Notes from the IAPP Europe: Digital Omnibus package developments, end to voluntary CSAM detection and more

March ends with the beginning of the next stage in the legislative process for the European Commission's Digital Omnibus on AI, part of the broader digital simplification package. With Parliament's adoption of its report and negotiating position on the file during its latest plenary meeting, interinstitutional negotiations with the European Council are about to kick off. 

It is expected that the trilogues will conclude in the next couple of months, with Parliament's vote on its political agreement with the Council sometime in June. This timeline is speedier than the EU's typical lawmaking process, but it is necessary in order to finalize the law before the full EU Artificial Intelligence Act's 2 Aug. application. 
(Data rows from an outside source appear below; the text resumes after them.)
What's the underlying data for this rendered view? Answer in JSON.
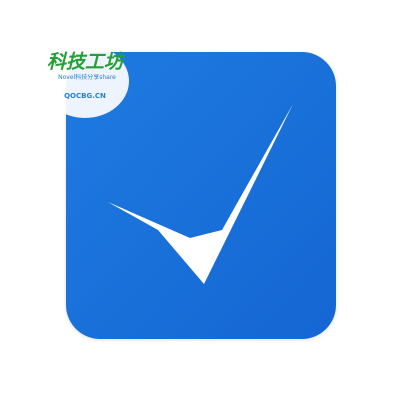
{
  "app_icon": {
    "icon": "checkmark-icon",
    "background_color": "#1a73e8",
    "checkmark_color": "#ffffff"
  },
  "watermark": {
    "title": "科技工坊",
    "subtitle": "Novel科技分享share",
    "domain": "QOCBG.CN",
    "title_color": "#22a035",
    "text_color": "#2a7fc9"
  }
}
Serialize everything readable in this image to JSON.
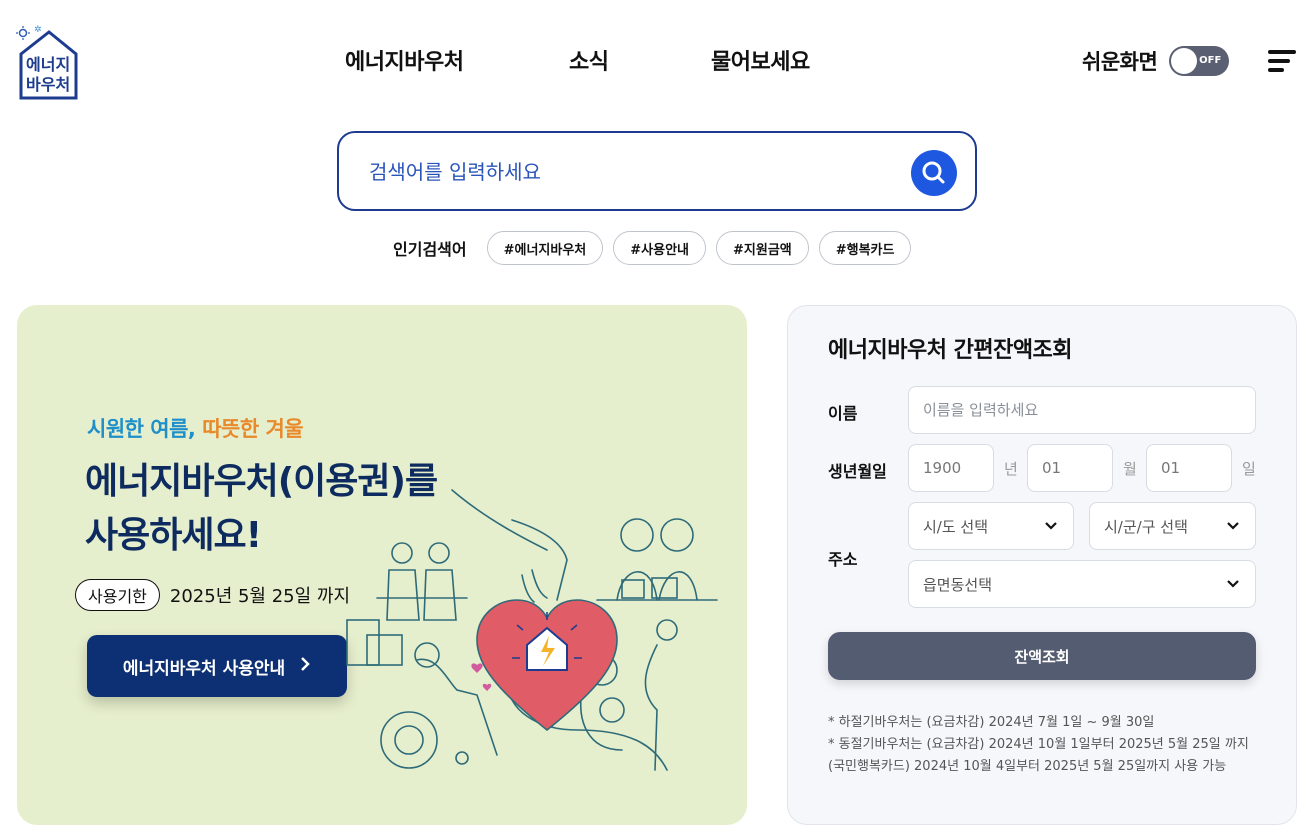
{
  "header": {
    "logo_text": [
      "에너지",
      "바우처"
    ],
    "nav": [
      "에너지바우처",
      "소식",
      "물어보세요"
    ],
    "easy_mode_label": "쉬운화면",
    "easy_mode_state": "OFF"
  },
  "search": {
    "placeholder": "검색어를 입력하세요",
    "popular_label": "인기검색어",
    "tags": [
      "#에너지바우처",
      "#사용안내",
      "#지원금액",
      "#행복카드"
    ]
  },
  "banner": {
    "subtitle_cool": "시원한 여름,",
    "subtitle_warm": "따뜻한 겨울",
    "title_line1": "에너지바우처(이용권)를",
    "title_line2": "사용하세요!",
    "deadline_label": "사용기한",
    "deadline_date": "2025년 5월 25일 까지",
    "button_label": "에너지바우처 사용안내",
    "colors": {
      "background": "#e6efcd",
      "cool": "#1e8fc9",
      "warm": "#e8892a",
      "title": "#0d2b5e",
      "button": "#0d2f74"
    }
  },
  "balance": {
    "title": "에너지바우처 간편잔액조회",
    "name_label": "이름",
    "name_placeholder": "이름을 입력하세요",
    "birth_label": "생년월일",
    "birth_year": "1900",
    "birth_year_unit": "년",
    "birth_month": "01",
    "birth_month_unit": "월",
    "birth_day": "01",
    "birth_day_unit": "일",
    "address_label": "주소",
    "sido": "시/도 선택",
    "sigungu": "시/군/구 선택",
    "eupmyeondong": "읍면동선택",
    "submit": "잔액조회",
    "notes": [
      "* 하절기바우처는 (요금차감) 2024년 7월 1일 ~ 9월 30일",
      "* 동절기바우처는 (요금차감) 2024년 10월 1일부터 2025년 5월 25일 까지 (국민행복카드) 2024년 10월 4일부터 2025년 5월 25일까지 사용 가능"
    ]
  }
}
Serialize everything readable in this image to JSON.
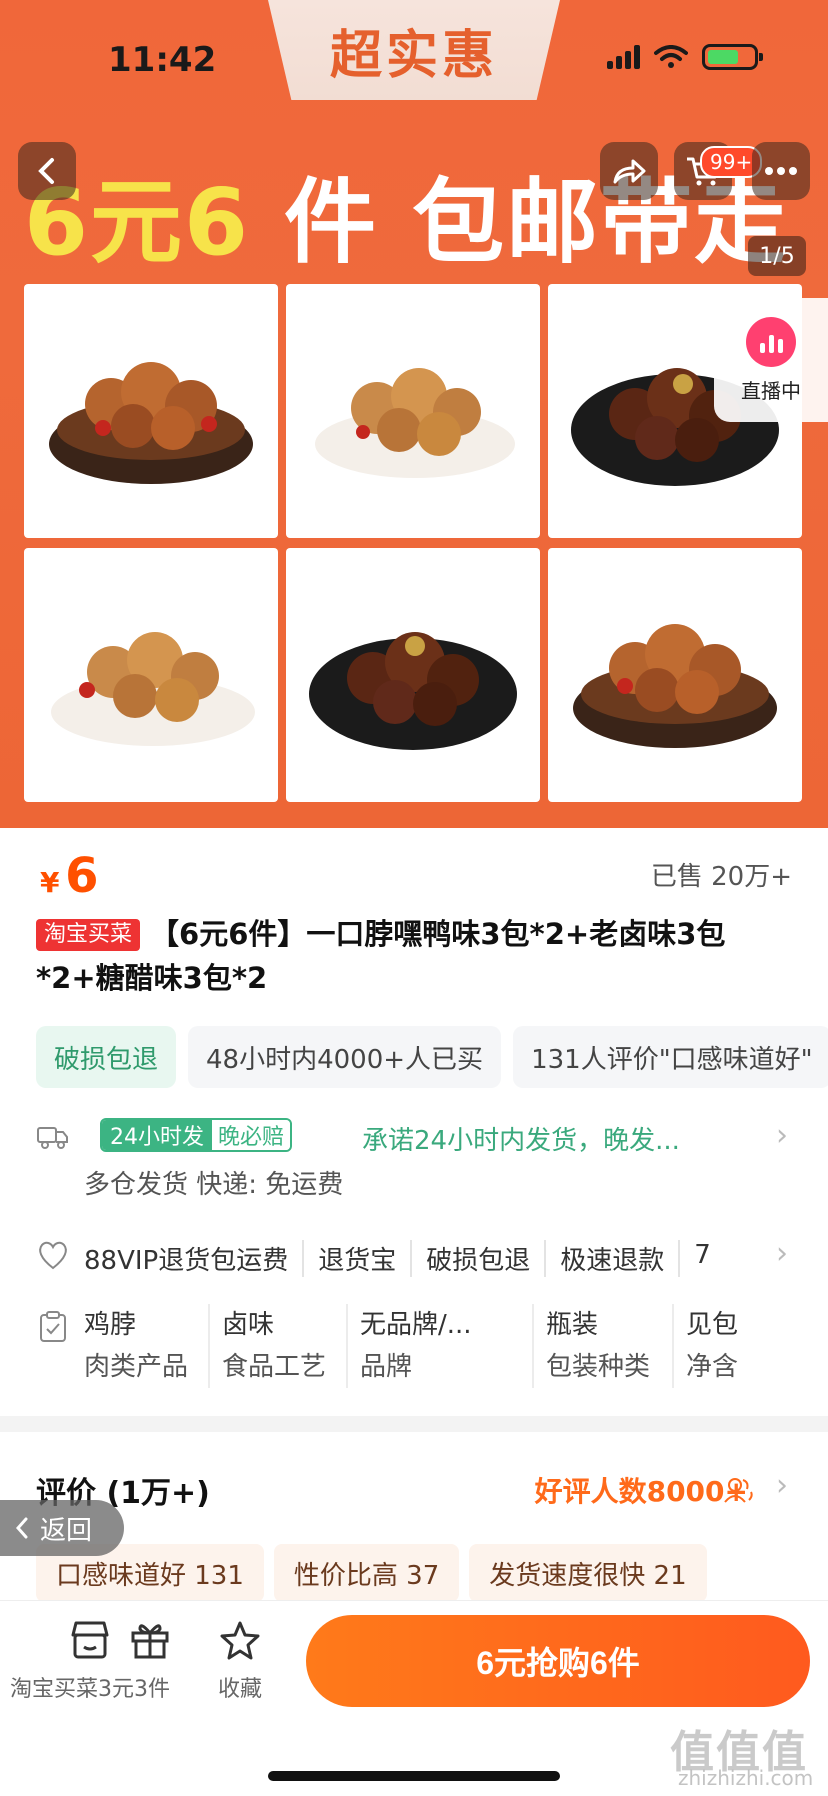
{
  "status": {
    "time": "11:42"
  },
  "banner": {
    "tab": "超实惠",
    "headline_a": "6元6",
    "headline_b": " 件 包邮带走"
  },
  "nav": {
    "cart_badge": "99+",
    "pager": "1/5",
    "live_label": "直播中"
  },
  "product": {
    "price_currency": "¥",
    "price": "6",
    "sold": "已售 20万+",
    "store_tag": "淘宝买菜",
    "title": "【6元6件】一口脖嘿鸭味3包*2+老卤味3包*2+糖醋味3包*2",
    "chips": [
      "破损包退",
      "48小时内4000+人已买",
      "131人评价\"口感味道好\""
    ]
  },
  "shipping": {
    "badge_a": "24小时发",
    "badge_b": "晚必赔",
    "promise": "承诺24小时内发货，晚发...",
    "sub": "多仓发货  快递: 免运费"
  },
  "services": [
    "88VIP退货包运费",
    "退货宝",
    "破损包退",
    "极速退款",
    "7"
  ],
  "attributes": [
    {
      "value": "鸡脖",
      "key": "肉类产品"
    },
    {
      "value": "卤味",
      "key": "食品工艺"
    },
    {
      "value": "无品牌/...",
      "key": "品牌"
    },
    {
      "value": "瓶装",
      "key": "包装种类"
    },
    {
      "value": "见包",
      "key": "净含"
    }
  ],
  "review": {
    "title": "评价 (1万+)",
    "good_count": "好评人数8000+",
    "tags": [
      "口感味道好 131",
      "性价比高 37",
      "发货速度很快 21"
    ],
    "back": "返回"
  },
  "bottom": {
    "store": "淘宝买菜3元3件",
    "gift": "",
    "favorite": "收藏",
    "buy": "6元抢购6件"
  },
  "watermark": {
    "main": "值值值",
    "sub": "zhizhizhi.com"
  },
  "colors": {
    "accent": "#ff5000",
    "hero": "#ef6a3c",
    "green": "#3cb483"
  }
}
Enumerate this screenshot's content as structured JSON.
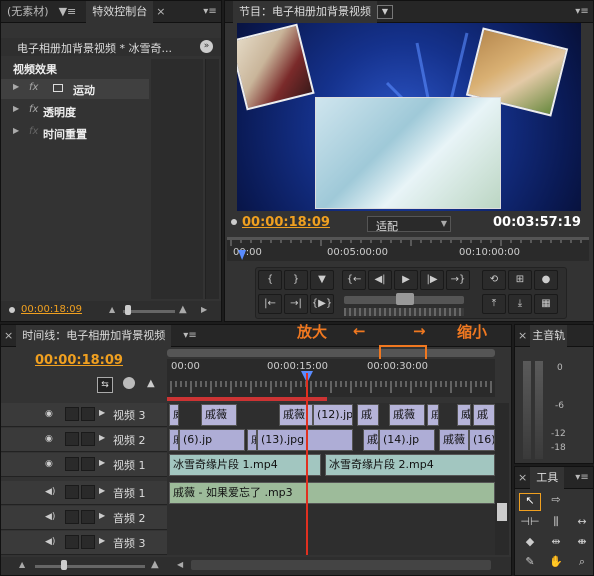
{
  "source_panel": {
    "tabs": [
      "(无素材)",
      "特效控制台"
    ],
    "clip_title": "电子相册加背景视频 * 冰雪奇...",
    "section_title": "视频效果",
    "effects": [
      {
        "fx": "fx",
        "label": "运动"
      },
      {
        "fx": "fx",
        "label": "透明度"
      },
      {
        "fx": "fx",
        "label": "时间重置"
      }
    ],
    "timecode": "00:00:18:09"
  },
  "program_monitor": {
    "title": "节目：电子相册加背景视频",
    "timecode_current": "00:00:18:09",
    "fit_label": "适配",
    "timecode_duration": "00:03:57:19",
    "ruler_labels": [
      "00:00",
      "00:05:00:00",
      "00:10:00:00"
    ],
    "playhead_fraction": 0.02
  },
  "timeline": {
    "title": "时间线：电子相册加背景视频",
    "timecode": "00:00:18:09",
    "ruler_labels": [
      "00:00",
      "00:00:15:00",
      "00:00:30:00"
    ],
    "annotation_zoom_in": "放大",
    "annotation_zoom_out": "缩小",
    "annotation_left_arrow": "←",
    "annotation_right_arrow": "→",
    "tracks": [
      {
        "name": "视频 3",
        "type": "video"
      },
      {
        "name": "视频 2",
        "type": "video"
      },
      {
        "name": "视频 1",
        "type": "video"
      },
      {
        "name": "音频 1",
        "type": "audio"
      },
      {
        "name": "音频 2",
        "type": "audio"
      },
      {
        "name": "音频 3",
        "type": "audio"
      }
    ],
    "clips_v3": [
      "威",
      "戚薇",
      "戚薇",
      "(12).jp",
      "戚",
      "戚薇",
      "戚",
      "威",
      "戚"
    ],
    "clips_v2": [
      "戚薇",
      "(6).jp",
      "戚薇",
      "(13).jpg",
      "戚薇",
      "(14).jp",
      "戚薇",
      "(16)"
    ],
    "clips_v1": [
      "冰雪奇缘片段 1.mp4",
      "冰雪奇缘片段 2.mp4"
    ],
    "clips_a1": [
      "戚薇 - 如果爱忘了 .mp3"
    ]
  },
  "audio_master": {
    "title": "主音轨",
    "scale": [
      "0",
      "-6",
      "-12",
      "-18"
    ]
  },
  "tools": {
    "title": "工具"
  },
  "colors": {
    "accent_orange": "#f0a020",
    "playhead_red": "#e03020",
    "panel_bg": "#333333"
  }
}
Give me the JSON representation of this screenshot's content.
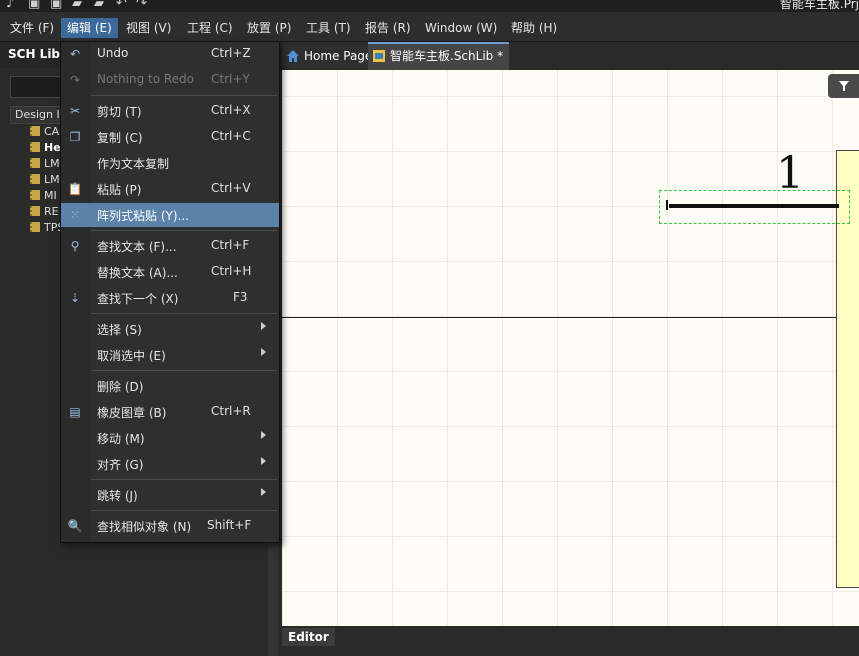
{
  "window": {
    "title": "智能车主板.Prj"
  },
  "menubar": {
    "items": [
      {
        "label": "文件 (F)"
      },
      {
        "label": "编辑 (E)"
      },
      {
        "label": "视图 (V)"
      },
      {
        "label": "工程 (C)"
      },
      {
        "label": "放置 (P)"
      },
      {
        "label": "工具 (T)"
      },
      {
        "label": "报告 (R)"
      },
      {
        "label": "Window (W)"
      },
      {
        "label": "帮助 (H)"
      }
    ]
  },
  "left_panel": {
    "title": "SCH Libra",
    "design_items_label": "Design It",
    "items": [
      {
        "label": "CA"
      },
      {
        "label": "He"
      },
      {
        "label": "LM"
      },
      {
        "label": "LM"
      },
      {
        "label": "MI"
      },
      {
        "label": "RE"
      },
      {
        "label": "TPS"
      }
    ]
  },
  "tabs": [
    {
      "label": "Home Page"
    },
    {
      "label": "智能车主板.SchLib *"
    }
  ],
  "canvas": {
    "pin_number": "1"
  },
  "editor_tab": {
    "label": "Editor"
  },
  "edit_menu": {
    "items": [
      {
        "label": "Undo",
        "shortcut": "Ctrl+Z",
        "icon": "undo-icon"
      },
      {
        "label": "Nothing to Redo",
        "shortcut": "Ctrl+Y",
        "icon": "redo-icon",
        "disabled": true
      },
      {
        "label": "剪切 (T)",
        "shortcut": "Ctrl+X",
        "icon": "cut-icon"
      },
      {
        "label": "复制 (C)",
        "shortcut": "Ctrl+C",
        "icon": "copy-icon"
      },
      {
        "label": "作为文本复制",
        "shortcut": ""
      },
      {
        "label": "粘贴 (P)",
        "shortcut": "Ctrl+V",
        "icon": "paste-icon"
      },
      {
        "label": "阵列式粘贴 (Y)...",
        "shortcut": "",
        "icon": "array-paste-icon",
        "highlighted": true
      },
      {
        "label": "查找文本 (F)...",
        "shortcut": "Ctrl+F",
        "icon": "binoculars-icon"
      },
      {
        "label": "替换文本 (A)...",
        "shortcut": "Ctrl+H"
      },
      {
        "label": "查找下一个 (X)",
        "shortcut": "F3",
        "icon": "find-next-icon"
      },
      {
        "label": "选择 (S)",
        "submenu": true
      },
      {
        "label": "取消选中 (E)",
        "submenu": true
      },
      {
        "label": "删除 (D)",
        "shortcut": ""
      },
      {
        "label": "橡皮图章 (B)",
        "shortcut": "Ctrl+R",
        "icon": "rubber-stamp-icon"
      },
      {
        "label": "移动 (M)",
        "submenu": true
      },
      {
        "label": "对齐 (G)",
        "submenu": true
      },
      {
        "label": "跳转 (J)",
        "submenu": true
      },
      {
        "label": "查找相似对象 (N)",
        "shortcut": "Shift+F",
        "icon": "magnifier-icon"
      }
    ]
  }
}
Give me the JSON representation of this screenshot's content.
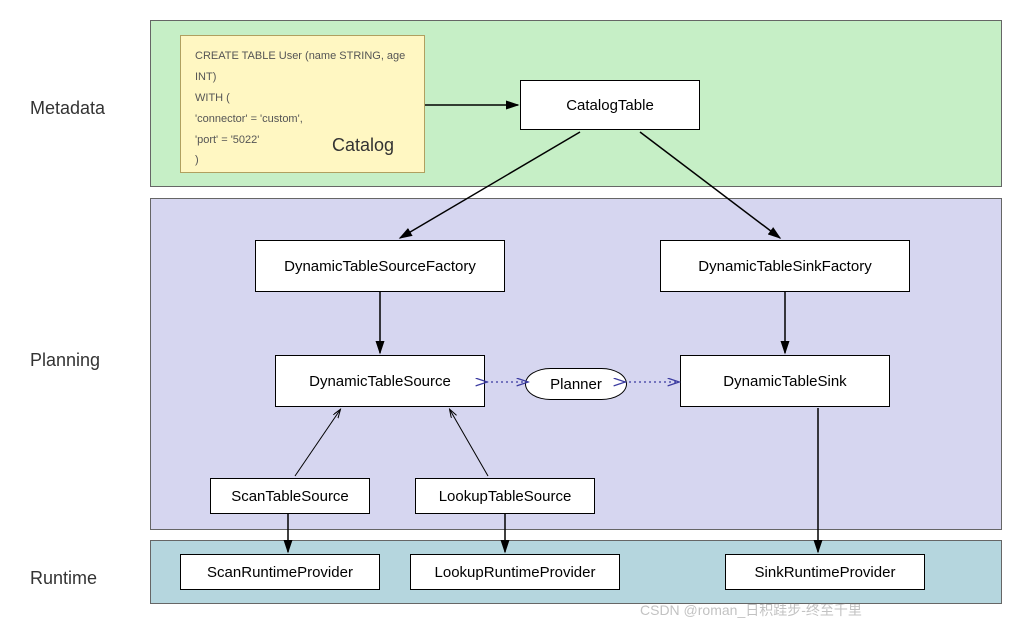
{
  "sections": {
    "metadata": "Metadata",
    "planning": "Planning",
    "runtime": "Runtime"
  },
  "catalog": {
    "line1": "CREATE TABLE User (name STRING, age INT)",
    "line2": "WITH (",
    "line3": "    'connector' = 'custom',",
    "line4": "    'port' = '5022'",
    "line5": ")",
    "label": "Catalog"
  },
  "nodes": {
    "catalogTable": "CatalogTable",
    "sourceFactory": "DynamicTableSourceFactory",
    "sinkFactory": "DynamicTableSinkFactory",
    "tableSource": "DynamicTableSource",
    "planner": "Planner",
    "tableSink": "DynamicTableSink",
    "scanTableSource": "ScanTableSource",
    "lookupTableSource": "LookupTableSource",
    "scanRuntime": "ScanRuntimeProvider",
    "lookupRuntime": "LookupRuntimeProvider",
    "sinkRuntime": "SinkRuntimeProvider"
  },
  "watermark": "CSDN @roman_日积跬步-终至千里"
}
The wheels of the data counterpart to the AI Omnibus — the Digital Omnibus — are turning slower. It is not yet known when the rapporteurs will publish their reports on this file and what the Council's stance is, but discussions on its contents are ongoing. MLex reports the proposed single-entry-point mechanism for cybersecurity incident reporting has not been received with much enthusiasm in several EU member states. They express the need for better alignment between current national and EU laws before proceeding to setting up such a mechanism. 

While talks between Parliament and the Council are just about to start on the Digital Omnibus on AI, interinstitutional discussions on a different file ended almost as soon as they started. European co-legislators met in mid-March to discuss the proposal to extend the current derogation from the e-Privacy Directive that allows online service providers to voluntarily scan their platforms for child sexual abuse material to help prevent its dissemination. With no agreement reached, it was concluded the derogation will not be extended further. 

The current derogation, set to expire 3 April, was adopted in 2021 and already extended once in 2024 as the Council struggled to reach a common position on the proposal for permanent rules. Since negotiations on the regulation establishing permanent measures for CSAM detection are still ongoing, many believe the approaching expiration of the temporary derogation would result in a legal vacuum. In a last attempt to prevent this legal gap, Parliament held a recent vote to extend the current derogation in its existing form but it was rejected.  

Several significant developments took place in the Court of Justice of the European Union 19 March. The court ruled that a company can refuse a data subject access request if the request is abusive, meaning when it is made with the sole purpose of falsely triggering EU General Data Protection Regulation compensation. The court determined the data subject must prove the existence of damage to receive compensation and that no compensation would be rewarded if damage was caused by the data subject's own conduct. This case is explored in detail in a recent IAPP article by Digiphile Partner Victoria Hordern, AIGP, CIPP/E, CIPT. 

Abusive data subject access requests are also addressed in the Digital Omnibus proposal, where the Commission suggests such requests could be rejected, or an appropriate fee could be charged when "the data subjects abuse them for purposes other than the protection of their data." 

The court also delivered judgment on a case concerning biometric data collection by police in France. It ruled police can collect biometric data, such as fingerprints and photographs, in criminal investigations only if it is strictly necessary and appropriate safeguards are in place. The court clarified that systematic collection of biometric data of anyone suspected of a crime without individual justification is a breach of EU law. 

Lastly, CJEU Advocate General Tamara Ćapeta concluded in a case concerning an Estonian telecommunications provider that EU member states can exclude telecommunications equipment from their networks on national security grounds. This is an interesting development in the wider context of the ongoing European sovereignty discussion and while the advocate general's opinion, which differs from the court's judgment, is not of a binding nature, the court's judgments are often consistent.

On the other side of the English Channel, the U.K. Information Commissioner's Office published updated guidance on the use of the recognized legitimate interest lawful basis for personal data processing as introduced by the U.K. Data (Use and Access) Act, which was adopted last year. Different from the general legitimate interest lawful basis under the U.K. GDPR, this has a narrower scope as it can only be used when personal data processing is needed for five specific public interest scenarios. Also, there is no need for a legitimate interest assessment for the use of this newly introduced legitimate interest lawful basis, but a necessity test is still needed and compliance with the rest of the U.K. GDPR requirements must still be ensured.